STM32 gotchas
10.Strange behaviour after increasing system clock frequency

Program in STM32 usually runs from the built-in FLASH memory. As all FLASH memories, this one is relatively slow, allowing to read out data at around 25MHz. STM32 after reset run from an internal RC oscillator (HSI or MSI) at a frequency lower than that, so they safely run directly from the FLASH. But users usually want to utilize the higher possible system clocks, ranging from 48MHz in 'F0 through 150-200MHz in 'F4/'F7 all the way to 480MHz in 'H7. How could possibly the slow FLASH feed instructions at this rate?

There are several techniques employed in the various STM32 families to allow this - prefetch, jumpcache a.k.a. ART accelerator, conventional cache - which are aimed to mitigate the "slowness" of FLASH. We are not going to discuss their respective merits and drawbacks here, because they won't change the fact that the FLASH is physically slower than the available system clock.

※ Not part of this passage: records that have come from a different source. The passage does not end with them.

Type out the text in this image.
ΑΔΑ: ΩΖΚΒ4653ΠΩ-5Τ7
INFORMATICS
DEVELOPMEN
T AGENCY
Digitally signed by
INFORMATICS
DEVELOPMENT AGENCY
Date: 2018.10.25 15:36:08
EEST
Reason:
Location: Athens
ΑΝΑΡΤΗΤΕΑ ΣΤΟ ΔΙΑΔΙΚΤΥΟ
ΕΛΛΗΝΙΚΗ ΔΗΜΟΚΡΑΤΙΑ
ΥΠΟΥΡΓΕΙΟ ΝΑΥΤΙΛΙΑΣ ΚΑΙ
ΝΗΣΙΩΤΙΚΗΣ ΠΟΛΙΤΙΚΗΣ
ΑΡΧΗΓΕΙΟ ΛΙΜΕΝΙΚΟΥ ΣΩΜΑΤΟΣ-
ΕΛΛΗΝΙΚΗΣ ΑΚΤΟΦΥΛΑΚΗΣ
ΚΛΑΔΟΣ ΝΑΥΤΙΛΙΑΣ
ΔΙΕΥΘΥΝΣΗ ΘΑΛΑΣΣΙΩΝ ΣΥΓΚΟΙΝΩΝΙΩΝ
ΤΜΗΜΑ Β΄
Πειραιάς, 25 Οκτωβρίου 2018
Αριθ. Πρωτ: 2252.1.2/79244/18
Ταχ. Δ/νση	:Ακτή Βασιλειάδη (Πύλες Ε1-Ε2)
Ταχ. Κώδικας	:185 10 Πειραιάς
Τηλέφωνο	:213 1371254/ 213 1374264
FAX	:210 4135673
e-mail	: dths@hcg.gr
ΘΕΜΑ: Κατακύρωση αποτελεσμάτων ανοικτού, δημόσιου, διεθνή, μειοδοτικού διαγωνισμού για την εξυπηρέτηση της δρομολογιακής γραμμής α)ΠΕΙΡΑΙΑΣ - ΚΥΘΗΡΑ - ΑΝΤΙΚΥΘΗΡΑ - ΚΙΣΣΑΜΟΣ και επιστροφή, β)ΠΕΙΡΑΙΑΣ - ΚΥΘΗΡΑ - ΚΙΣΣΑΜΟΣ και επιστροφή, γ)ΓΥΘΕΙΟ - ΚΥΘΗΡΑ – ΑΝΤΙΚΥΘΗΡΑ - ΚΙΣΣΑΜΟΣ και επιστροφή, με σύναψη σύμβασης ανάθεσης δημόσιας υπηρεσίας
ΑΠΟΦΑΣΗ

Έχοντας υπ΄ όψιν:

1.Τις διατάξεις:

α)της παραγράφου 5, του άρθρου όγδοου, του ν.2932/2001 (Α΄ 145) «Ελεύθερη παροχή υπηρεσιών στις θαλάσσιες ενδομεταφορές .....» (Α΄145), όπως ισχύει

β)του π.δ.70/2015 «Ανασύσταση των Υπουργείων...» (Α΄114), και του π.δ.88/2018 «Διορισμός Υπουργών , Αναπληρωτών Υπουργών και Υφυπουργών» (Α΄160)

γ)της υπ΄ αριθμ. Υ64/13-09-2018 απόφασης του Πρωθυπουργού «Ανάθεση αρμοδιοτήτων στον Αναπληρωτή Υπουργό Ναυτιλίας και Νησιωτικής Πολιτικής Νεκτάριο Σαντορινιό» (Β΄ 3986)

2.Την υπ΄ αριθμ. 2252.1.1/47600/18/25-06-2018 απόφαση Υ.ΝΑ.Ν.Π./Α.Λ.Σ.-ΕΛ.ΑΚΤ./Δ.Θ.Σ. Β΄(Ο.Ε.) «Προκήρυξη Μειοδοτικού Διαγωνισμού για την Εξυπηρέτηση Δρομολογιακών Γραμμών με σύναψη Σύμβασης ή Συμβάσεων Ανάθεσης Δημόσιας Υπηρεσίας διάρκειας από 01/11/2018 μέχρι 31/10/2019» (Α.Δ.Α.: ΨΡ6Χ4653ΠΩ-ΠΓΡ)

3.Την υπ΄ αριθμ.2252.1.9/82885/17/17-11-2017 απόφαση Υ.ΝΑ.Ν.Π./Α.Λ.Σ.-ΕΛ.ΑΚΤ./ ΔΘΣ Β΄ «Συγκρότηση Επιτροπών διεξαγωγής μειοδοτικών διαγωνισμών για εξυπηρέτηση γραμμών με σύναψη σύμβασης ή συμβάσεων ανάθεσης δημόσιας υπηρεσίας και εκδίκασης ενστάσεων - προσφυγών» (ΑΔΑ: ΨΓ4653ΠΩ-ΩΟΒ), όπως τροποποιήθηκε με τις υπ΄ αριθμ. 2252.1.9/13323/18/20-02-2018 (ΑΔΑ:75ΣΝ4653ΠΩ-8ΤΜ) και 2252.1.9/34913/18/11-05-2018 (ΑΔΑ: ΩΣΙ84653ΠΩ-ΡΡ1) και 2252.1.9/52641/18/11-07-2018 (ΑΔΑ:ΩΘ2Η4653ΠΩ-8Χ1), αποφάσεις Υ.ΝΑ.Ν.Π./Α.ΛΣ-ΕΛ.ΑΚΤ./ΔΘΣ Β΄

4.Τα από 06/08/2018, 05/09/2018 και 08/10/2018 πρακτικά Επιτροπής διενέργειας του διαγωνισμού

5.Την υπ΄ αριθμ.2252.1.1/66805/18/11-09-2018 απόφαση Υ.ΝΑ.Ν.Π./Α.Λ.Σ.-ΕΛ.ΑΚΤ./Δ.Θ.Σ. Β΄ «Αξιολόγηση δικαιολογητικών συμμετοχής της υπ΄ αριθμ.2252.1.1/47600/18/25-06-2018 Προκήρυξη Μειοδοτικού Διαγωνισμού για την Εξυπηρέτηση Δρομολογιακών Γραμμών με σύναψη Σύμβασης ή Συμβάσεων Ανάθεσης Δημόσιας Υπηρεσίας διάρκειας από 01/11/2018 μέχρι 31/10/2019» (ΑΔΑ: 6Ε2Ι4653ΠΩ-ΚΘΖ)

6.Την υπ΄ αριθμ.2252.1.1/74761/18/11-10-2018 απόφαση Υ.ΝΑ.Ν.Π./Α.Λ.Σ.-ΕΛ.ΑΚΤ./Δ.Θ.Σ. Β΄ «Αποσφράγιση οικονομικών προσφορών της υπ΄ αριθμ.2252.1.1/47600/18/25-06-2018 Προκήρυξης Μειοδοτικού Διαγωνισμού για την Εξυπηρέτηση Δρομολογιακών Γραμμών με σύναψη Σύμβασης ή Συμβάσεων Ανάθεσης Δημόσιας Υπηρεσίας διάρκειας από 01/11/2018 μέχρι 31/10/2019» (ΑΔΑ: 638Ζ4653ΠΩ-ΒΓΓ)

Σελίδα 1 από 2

The FLASH controller thus has to be "told", how faster the system clock is. This ratio is commonly called FLASH latency.

There is basically a divider of the system clock towards the FLASH clock, and the user has to set it before increasing the system clock frequency, otherwise the FLASH hardware won't be able to deliver the subsequent instructions after the frequency switch. As a consequence, the FLASH subsystem imposes waitstates to the processor, whenever the processor attempts to fetch an instruction or read data, which is not already present in the prefetch registers or caches.

The latency divider ratio is usually set in LATENCY field of FLASH_ACR register. There may be a prescribed procedure to follow for both increase and decrease of system clock; read your STM32 Reference Manual's FLASH chapter.